Pierre Menard, que copió palabra por palabra y coma por coma dos capítulos y pico del Quijote de Cervantes, no fue, sin embargo, un plagiario. Lo prueba Jorge Borges, al comparar ambas versiones (idénticas). Naturalmente, en Argentina el asunto dio lugar a embrollos legales que todavía perduran (Pablo Katchadjian se acercó al fuego borgeano y la viuda del bardo ciego le cortó las alas).
En España, el asunto se resuelve más bien a los sopapos y sin tanto posestructuralismo de por medio.
El presidente del gobierno español, Pedro Sánchez, declaró haber escrito una tesis que nadie encontraba por ningún lado. Finalmente, el escrito apareció pero siguió sin ser leído, no se sabe bien por qué restricciones del repositorio donde se
encontraba. Sospechada, finalmente la tesis fue accesible digitalmente y se la sometió a la dudosa sabiduría de un software alemán de nombre ominoso, Plagscan. Según la Moncloa, la tesis de Sánchez arrojaba el despreciable índice de apenas 0,96% de contenido plagiado de otros textos.
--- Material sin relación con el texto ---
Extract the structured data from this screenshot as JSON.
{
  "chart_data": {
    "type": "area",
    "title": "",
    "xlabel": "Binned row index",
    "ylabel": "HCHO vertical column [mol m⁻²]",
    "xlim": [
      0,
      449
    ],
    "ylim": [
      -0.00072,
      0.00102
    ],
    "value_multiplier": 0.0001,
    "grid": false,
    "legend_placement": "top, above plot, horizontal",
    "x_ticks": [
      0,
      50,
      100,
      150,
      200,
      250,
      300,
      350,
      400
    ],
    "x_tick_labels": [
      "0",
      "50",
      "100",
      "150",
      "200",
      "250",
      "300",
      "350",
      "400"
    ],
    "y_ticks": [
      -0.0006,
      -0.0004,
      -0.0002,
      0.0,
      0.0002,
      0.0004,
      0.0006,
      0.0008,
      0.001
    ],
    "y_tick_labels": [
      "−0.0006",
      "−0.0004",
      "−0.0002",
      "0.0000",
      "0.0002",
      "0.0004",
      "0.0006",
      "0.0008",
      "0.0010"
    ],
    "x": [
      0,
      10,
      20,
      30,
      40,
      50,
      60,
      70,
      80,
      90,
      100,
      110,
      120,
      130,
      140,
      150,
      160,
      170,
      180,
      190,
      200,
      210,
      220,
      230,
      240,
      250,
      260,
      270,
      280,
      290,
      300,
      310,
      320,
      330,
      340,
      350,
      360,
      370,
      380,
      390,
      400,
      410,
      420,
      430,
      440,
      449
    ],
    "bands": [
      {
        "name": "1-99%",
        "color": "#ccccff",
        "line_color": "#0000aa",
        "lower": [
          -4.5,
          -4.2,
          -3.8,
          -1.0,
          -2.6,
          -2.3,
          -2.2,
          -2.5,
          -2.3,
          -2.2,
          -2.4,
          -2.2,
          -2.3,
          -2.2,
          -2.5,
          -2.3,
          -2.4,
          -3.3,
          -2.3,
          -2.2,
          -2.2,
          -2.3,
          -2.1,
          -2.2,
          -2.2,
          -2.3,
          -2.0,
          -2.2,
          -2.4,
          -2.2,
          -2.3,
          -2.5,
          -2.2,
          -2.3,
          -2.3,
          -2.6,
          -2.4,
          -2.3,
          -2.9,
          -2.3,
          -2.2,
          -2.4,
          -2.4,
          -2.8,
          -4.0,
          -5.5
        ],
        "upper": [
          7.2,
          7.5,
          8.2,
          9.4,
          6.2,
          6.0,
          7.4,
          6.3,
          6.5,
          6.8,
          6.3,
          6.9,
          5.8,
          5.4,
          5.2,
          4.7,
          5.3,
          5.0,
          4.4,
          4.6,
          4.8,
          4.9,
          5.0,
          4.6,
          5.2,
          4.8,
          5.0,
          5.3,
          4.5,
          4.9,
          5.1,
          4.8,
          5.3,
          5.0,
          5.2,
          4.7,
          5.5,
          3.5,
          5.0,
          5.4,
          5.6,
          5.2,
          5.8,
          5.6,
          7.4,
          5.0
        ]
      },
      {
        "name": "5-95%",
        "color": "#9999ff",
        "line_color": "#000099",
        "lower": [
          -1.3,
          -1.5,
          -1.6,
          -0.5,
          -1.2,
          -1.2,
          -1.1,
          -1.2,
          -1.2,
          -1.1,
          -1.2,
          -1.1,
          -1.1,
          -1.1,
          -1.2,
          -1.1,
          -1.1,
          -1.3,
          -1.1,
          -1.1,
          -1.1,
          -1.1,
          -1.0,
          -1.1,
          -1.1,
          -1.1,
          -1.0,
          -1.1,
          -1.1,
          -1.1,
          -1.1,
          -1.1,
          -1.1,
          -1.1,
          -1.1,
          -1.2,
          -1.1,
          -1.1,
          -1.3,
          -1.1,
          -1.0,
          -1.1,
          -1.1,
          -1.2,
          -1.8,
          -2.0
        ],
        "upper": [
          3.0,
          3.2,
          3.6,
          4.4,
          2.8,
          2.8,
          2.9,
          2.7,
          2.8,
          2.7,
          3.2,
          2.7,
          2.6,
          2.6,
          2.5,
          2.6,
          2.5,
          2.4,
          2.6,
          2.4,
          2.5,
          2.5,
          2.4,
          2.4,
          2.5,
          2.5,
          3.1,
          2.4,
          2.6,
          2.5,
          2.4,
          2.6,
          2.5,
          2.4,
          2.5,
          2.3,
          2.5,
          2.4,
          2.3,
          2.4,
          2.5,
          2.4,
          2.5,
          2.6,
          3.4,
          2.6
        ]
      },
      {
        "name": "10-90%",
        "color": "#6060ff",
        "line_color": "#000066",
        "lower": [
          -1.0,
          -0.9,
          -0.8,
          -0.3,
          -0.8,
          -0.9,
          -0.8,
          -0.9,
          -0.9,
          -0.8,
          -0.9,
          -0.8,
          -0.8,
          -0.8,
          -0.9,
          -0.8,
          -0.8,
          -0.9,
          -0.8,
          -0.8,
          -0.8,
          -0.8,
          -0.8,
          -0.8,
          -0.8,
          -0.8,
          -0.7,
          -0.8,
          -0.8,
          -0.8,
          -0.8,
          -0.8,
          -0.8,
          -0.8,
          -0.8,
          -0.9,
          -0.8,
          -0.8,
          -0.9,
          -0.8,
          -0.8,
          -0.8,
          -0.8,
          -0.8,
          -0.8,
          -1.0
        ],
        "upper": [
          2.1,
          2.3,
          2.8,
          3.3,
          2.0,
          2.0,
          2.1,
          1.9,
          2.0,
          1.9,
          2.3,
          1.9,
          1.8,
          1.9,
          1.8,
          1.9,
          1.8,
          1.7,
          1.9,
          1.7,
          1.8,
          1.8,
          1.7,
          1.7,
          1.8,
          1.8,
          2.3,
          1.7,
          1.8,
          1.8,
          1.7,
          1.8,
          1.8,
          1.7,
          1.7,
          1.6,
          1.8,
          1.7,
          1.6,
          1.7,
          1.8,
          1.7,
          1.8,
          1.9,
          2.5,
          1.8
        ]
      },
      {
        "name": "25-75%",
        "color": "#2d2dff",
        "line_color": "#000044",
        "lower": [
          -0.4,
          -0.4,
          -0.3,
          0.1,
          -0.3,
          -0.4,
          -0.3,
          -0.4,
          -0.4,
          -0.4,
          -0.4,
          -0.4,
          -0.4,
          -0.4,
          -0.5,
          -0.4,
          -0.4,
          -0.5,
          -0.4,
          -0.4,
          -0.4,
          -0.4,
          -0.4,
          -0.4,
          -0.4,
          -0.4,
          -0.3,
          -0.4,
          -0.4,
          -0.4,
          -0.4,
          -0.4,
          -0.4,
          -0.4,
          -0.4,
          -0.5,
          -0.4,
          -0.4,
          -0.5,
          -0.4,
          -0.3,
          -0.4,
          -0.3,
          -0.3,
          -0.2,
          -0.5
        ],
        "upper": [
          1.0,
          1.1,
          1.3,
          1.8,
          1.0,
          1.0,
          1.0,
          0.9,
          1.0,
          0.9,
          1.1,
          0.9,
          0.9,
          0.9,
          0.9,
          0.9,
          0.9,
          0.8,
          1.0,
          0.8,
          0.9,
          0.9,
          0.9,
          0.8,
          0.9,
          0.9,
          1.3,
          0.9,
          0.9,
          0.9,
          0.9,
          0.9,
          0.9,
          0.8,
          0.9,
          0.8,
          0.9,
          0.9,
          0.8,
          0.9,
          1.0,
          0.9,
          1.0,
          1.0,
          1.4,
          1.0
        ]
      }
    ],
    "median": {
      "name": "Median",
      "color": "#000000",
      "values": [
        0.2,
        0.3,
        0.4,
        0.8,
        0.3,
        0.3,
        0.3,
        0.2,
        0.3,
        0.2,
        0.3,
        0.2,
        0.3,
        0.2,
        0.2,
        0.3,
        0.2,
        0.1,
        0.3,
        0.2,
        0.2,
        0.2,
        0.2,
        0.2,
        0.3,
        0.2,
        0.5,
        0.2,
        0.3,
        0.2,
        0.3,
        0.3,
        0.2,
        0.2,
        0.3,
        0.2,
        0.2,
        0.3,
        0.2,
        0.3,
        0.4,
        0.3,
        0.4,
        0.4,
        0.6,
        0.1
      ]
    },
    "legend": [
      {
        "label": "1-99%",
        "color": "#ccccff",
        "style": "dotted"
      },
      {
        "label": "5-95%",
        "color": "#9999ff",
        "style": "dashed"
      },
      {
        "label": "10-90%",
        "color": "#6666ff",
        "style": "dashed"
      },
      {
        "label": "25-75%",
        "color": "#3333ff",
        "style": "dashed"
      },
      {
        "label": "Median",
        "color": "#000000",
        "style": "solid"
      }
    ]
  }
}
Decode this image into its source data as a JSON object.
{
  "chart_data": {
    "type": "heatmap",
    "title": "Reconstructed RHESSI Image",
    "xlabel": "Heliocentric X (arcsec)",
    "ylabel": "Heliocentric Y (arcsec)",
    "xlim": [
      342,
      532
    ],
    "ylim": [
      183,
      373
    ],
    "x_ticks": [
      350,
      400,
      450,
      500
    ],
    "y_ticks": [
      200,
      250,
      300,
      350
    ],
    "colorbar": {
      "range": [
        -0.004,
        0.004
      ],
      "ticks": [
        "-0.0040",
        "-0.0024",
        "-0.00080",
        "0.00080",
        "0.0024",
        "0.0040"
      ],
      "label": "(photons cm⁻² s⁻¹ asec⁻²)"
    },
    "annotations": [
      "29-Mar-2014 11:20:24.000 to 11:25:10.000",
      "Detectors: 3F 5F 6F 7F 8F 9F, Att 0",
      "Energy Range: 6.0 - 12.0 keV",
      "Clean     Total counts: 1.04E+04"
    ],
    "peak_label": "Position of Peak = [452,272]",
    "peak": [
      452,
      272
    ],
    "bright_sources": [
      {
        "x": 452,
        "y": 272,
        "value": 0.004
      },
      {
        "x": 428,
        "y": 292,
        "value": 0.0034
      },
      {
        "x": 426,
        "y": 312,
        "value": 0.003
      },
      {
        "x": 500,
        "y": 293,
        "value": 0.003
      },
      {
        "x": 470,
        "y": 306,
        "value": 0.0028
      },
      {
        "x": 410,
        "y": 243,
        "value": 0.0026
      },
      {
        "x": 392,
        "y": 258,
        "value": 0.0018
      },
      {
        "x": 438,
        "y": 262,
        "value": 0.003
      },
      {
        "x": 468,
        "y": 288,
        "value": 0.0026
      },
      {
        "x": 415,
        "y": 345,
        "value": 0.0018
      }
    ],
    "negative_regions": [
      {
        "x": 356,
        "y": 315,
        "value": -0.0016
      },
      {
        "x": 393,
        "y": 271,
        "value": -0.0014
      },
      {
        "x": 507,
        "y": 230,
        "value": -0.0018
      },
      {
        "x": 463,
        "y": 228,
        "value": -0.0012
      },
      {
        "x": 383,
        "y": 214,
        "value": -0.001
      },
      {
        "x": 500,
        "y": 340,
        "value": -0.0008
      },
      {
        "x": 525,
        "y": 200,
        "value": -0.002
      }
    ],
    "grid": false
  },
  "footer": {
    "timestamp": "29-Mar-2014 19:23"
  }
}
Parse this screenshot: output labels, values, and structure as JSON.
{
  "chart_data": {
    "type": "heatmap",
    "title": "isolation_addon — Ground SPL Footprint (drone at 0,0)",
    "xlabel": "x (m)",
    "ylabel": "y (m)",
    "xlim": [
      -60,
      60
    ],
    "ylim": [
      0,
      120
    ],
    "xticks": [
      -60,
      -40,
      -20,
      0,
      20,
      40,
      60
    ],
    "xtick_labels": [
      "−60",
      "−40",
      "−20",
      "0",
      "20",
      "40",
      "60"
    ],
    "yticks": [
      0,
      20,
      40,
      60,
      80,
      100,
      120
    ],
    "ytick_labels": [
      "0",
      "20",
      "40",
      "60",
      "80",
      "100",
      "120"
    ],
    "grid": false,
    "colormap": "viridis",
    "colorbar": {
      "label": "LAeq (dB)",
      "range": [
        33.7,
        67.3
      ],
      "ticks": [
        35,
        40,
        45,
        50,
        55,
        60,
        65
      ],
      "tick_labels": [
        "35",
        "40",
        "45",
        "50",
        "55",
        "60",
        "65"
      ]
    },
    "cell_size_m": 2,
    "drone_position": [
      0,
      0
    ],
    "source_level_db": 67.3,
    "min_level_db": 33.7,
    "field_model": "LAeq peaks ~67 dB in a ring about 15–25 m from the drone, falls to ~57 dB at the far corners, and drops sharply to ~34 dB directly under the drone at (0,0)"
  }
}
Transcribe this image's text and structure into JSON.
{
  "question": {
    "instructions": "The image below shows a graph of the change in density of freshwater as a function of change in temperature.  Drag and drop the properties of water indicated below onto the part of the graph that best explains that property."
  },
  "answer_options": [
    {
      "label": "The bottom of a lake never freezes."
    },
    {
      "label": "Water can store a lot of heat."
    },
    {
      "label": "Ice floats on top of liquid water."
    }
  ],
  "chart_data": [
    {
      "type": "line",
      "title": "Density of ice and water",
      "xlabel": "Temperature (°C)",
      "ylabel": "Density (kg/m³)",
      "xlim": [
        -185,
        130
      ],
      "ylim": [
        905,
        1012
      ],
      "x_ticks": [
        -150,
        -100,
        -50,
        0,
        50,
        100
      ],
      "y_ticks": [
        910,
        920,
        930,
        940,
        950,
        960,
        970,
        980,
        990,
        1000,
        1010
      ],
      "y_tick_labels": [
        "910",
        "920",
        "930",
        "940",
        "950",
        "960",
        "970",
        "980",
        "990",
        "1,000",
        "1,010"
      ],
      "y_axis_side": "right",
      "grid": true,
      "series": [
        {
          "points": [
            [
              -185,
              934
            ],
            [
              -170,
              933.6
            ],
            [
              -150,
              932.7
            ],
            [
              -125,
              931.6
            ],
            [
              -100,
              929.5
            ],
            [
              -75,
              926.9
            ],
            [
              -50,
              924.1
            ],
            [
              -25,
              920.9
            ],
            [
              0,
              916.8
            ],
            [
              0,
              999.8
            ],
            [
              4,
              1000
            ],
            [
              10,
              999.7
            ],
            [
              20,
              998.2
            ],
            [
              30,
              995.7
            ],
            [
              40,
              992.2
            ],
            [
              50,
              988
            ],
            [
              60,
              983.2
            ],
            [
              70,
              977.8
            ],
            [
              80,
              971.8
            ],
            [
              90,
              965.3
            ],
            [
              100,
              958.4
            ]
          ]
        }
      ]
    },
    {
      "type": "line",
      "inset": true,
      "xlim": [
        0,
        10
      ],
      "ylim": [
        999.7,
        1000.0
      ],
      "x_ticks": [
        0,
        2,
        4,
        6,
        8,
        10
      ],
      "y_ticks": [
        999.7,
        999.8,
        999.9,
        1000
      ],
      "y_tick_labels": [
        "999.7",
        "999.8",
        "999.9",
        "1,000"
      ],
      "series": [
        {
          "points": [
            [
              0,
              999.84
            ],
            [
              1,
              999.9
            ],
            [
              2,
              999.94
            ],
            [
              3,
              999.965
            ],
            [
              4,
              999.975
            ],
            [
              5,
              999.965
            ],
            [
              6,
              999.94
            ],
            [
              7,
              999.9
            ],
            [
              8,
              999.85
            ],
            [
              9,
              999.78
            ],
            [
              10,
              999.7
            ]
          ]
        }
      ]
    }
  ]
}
Pero los dueños de la compañía que patentó el software emitieron un comunicado diciendo que en realidad el resultado sería de un 21%.
Cortos y perezosos (negarlo sería una mera cuestión retórica), los integrantes del PP exigieron la comparecencia de Sánchez al Senado para que explique lo que en verdad sabe de Innovaciones de la diplomacia económica española y qué robó de otras fuentes.
Si bien los directivos de Plagscan advirtieron que “solo los humanos tienen el conocimiento y la competencia para juzgar en realidad si un texto está plagiado”, los miembros del PP se colgaron automáticamente del porcentaje arrojado por el software para manifestar su escándalo y, de paso, condenar las políticas migratorias de Sánchez.
De leer, ni hablar. La derecha es maquínica e incluso: es la máquina.